Zwei Studenten erzählen, für welche Hochschulform sie sich entschieden haben – und welche Vorteile es hat, dort zu studieren.

Ich möchte forschen

Dieser Text stammt aus dem ZEIT Studienführer 2018/19.

Ich mag es, den Dingen auf den Grund zu gehen. Das war schon in der Schule so. In Fächern wie Geschichte und Politik blieb nur selten Zeit zu besprechen, woher bestimmte Theorien kommen. Das fand ich schade. Im Studium wollte ich anders lernen, ich wollte mein Wunschfach BWL wirklich von Grund auf verstehen. Das ist mir im Gespräch mit einigen Studenten bewusst geworden, die ich beim Tag der offenen Tür an der Uni getroffen habe. Als Uni-Student habe ich viele Freiheiten, kann zum Beispiel meinen Stundenplan selbst zusammenstellen. Natürlich bedeutet das auch große Verantwortung: Ich muss mir selbst Praktika suchen und entscheiden, ob ich heute zur Vorlesung gehe oder lieber einen Vortrag besuche, den ein Gastprofessor an unserem Lehrstuhl hält. Aber genau das gefällt mir: Ich studiere, um für mich persönlich etwas zu lernen und mich weiterzuentwickeln, und nicht, um irgendwelche Module in einer bestimmten Zeit abzuhaken. Seit dem dritten Semester habe ich einen Studentenjob am Lehrstuhl für Accounting. Wir testen, wie sich Versuchspersonen in verschiedenen Situationen verhalten, zum Beispiel, ob sie anderen helfen, sie betrügen oder Bonbons klauen, wenn sie sich unbeobachtet fühlen. Aufgrund dessen formulieren wir Prognosen, wie Menschen sich in bestimmten Situationen entscheiden. Weil mir die Forschung so viel Spaß macht, möchte ich später promovieren.

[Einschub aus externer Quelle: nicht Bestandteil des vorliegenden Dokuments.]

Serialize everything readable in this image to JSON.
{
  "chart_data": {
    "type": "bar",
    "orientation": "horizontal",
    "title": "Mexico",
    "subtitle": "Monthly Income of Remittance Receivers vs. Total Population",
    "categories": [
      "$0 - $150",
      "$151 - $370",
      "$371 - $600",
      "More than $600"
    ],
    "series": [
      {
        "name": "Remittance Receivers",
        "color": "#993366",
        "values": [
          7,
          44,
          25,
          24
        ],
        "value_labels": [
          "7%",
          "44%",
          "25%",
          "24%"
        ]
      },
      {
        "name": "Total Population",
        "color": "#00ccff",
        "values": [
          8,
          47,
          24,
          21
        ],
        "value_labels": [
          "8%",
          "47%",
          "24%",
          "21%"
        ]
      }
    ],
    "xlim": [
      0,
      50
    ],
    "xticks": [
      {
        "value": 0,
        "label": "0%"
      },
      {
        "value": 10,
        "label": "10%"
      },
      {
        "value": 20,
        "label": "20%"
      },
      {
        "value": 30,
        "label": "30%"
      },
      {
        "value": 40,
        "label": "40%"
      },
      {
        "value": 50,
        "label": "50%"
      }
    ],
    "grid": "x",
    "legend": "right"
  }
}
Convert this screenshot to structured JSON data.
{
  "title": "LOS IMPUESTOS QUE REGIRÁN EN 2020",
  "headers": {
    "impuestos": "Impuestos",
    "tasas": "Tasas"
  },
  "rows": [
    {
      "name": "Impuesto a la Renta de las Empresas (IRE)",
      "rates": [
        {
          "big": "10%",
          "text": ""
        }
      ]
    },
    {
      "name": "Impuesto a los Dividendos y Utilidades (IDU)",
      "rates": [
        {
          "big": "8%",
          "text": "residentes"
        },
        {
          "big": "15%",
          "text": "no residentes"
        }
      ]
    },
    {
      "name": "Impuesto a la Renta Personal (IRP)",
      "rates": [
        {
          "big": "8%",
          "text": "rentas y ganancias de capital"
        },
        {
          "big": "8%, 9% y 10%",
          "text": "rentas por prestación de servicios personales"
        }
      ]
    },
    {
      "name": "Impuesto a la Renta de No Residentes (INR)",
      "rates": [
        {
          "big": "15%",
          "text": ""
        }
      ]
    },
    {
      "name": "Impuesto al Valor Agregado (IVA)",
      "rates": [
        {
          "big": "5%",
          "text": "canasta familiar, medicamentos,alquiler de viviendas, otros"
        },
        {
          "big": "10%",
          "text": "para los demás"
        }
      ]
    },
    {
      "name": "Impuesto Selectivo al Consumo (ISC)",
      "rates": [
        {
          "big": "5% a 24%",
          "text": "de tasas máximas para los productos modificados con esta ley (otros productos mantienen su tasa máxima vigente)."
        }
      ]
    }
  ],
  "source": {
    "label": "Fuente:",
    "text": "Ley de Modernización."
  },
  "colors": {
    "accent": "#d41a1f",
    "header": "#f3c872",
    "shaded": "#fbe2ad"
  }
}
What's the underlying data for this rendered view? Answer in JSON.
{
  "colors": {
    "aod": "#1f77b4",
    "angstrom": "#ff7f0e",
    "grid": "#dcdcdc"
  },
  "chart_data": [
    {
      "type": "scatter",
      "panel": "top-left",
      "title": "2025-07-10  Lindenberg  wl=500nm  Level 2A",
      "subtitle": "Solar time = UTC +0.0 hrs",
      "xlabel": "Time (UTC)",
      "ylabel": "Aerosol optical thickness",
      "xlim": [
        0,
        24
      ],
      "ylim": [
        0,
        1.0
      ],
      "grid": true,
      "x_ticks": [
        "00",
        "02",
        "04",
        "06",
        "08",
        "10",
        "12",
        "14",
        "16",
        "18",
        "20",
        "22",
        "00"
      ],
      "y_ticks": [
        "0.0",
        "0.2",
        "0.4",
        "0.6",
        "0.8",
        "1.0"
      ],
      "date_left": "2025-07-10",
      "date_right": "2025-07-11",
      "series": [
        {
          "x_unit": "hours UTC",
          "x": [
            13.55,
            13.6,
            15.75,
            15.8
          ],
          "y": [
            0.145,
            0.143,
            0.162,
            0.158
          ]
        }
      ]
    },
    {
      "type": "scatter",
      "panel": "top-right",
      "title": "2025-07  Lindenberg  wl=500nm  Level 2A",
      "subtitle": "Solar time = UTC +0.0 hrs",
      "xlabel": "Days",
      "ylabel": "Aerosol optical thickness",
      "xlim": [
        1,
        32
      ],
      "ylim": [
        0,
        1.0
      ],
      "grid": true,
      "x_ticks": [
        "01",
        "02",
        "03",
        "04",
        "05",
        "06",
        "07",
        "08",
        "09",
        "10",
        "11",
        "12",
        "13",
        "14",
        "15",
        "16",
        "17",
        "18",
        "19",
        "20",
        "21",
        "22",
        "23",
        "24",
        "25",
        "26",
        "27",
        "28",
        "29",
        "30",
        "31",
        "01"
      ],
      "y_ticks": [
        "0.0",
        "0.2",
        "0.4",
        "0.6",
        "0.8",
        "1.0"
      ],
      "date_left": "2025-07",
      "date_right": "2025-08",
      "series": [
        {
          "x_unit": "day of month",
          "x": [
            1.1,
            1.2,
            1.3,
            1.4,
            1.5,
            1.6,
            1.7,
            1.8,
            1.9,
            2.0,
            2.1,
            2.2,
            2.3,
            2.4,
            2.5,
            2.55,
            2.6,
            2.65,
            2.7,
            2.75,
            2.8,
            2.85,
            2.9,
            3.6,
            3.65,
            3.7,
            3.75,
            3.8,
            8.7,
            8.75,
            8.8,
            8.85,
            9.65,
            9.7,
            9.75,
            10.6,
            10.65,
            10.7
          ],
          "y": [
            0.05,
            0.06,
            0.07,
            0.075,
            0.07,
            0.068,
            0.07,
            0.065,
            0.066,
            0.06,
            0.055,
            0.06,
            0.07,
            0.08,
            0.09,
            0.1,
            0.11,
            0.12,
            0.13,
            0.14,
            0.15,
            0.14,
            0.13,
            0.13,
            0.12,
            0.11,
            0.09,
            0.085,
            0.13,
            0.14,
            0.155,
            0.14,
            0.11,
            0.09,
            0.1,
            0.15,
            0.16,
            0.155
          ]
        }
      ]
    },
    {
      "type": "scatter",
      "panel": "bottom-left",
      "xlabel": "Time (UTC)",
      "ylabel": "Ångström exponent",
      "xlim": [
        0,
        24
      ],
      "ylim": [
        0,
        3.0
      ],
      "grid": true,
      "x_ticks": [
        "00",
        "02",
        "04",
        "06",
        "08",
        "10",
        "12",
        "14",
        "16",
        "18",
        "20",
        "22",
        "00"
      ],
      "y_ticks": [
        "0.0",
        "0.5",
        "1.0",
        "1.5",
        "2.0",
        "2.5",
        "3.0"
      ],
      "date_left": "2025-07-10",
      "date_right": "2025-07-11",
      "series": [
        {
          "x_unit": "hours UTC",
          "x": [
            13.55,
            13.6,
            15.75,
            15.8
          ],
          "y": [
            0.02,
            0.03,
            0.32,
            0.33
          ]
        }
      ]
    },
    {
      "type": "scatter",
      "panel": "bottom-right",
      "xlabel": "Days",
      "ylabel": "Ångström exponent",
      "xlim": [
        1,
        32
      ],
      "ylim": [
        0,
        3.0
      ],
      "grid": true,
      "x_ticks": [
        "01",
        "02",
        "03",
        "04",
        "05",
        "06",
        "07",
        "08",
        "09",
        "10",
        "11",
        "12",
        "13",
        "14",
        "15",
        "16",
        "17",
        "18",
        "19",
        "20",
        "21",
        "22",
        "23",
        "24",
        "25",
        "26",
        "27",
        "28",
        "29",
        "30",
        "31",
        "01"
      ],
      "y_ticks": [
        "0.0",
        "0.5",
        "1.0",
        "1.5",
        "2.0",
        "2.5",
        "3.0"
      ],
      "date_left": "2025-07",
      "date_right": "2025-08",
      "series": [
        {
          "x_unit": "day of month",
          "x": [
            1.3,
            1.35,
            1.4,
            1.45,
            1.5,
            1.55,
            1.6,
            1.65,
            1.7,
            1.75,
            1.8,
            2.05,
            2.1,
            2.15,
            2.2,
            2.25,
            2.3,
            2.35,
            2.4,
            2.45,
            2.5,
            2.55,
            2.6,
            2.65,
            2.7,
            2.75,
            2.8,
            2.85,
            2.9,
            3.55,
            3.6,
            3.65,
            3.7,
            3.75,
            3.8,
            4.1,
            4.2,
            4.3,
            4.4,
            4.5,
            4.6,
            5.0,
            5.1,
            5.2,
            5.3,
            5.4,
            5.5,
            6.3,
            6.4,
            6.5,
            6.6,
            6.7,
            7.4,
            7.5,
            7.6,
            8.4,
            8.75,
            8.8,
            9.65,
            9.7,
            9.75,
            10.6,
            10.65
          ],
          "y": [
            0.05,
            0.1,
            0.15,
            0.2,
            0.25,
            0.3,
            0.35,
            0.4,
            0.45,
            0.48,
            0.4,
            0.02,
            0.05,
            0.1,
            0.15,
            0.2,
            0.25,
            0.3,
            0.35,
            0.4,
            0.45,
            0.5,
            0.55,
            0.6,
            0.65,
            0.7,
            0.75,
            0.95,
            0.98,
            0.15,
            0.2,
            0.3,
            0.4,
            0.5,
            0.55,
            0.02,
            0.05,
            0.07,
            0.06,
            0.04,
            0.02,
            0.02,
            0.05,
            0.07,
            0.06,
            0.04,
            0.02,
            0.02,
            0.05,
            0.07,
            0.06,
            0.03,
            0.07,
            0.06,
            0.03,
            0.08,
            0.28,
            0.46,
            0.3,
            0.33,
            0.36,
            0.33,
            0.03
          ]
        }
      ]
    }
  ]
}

Matthias Wesser, 23, studiert BWL an der Universität Düsseldorf.

Bei uns lehren Praktiker

Unsere Professoren haben alle schon in einem anderen Job gearbeitet oder tun es noch. Das finde ich toll, weil man dadurch viel über die Berufspraxis erfährt. Ein Steuerberater hat uns zum Beispiel erklärt, wie Unternehmen Steuern sparen können, und ein Gastdozent hat darüber gesprochen, wie Unternehmen Marketingstrategien für ihre Kunden entwickeln. Auf die Idee, an die Hochschule Mainz zu gehen, hat mich eine Freundin gebracht, die schon länger hier studiert. Sie hat so geschwärmt, dass ich neugierig geworden bin. Inzwischen weiß ich: Das ist auch für mich genau das Richtige. Ich mag die kleinen Gruppen: In meinen Kursen sitzen 30 bis 40 Leute, alle haben in etwa den gleichen Stundenplan. So habe ich schnell Freunde gefunden, mit denen ich meine Pausen verbringe und die ich bei Fragen ansprechen kann. Am Wochenende gehen wir oft zusammen bouldern. Ich finde es gut, dass es hier an der Hochschule ganz klare Strukturen gibt. Zum Beispiel ist genau vorgegeben, in welcher Reihenfolge ich die Kurse besuchen muss. So baut alles systematisch aufeinander auf, und ich kann meine Studienziele gut im Blick behalten. Einige Schwerpunkte kann ich trotzdem selbst setzen, zum Beispiel beim Pflichtpraktikum im sechsten Semester, das auch die Grundlage für die Bachelorarbeit bildet. Ich möchte dafür gern ins Marketing gehen und nach dem Studium vielleicht auch in diesem Bereich arbeiten.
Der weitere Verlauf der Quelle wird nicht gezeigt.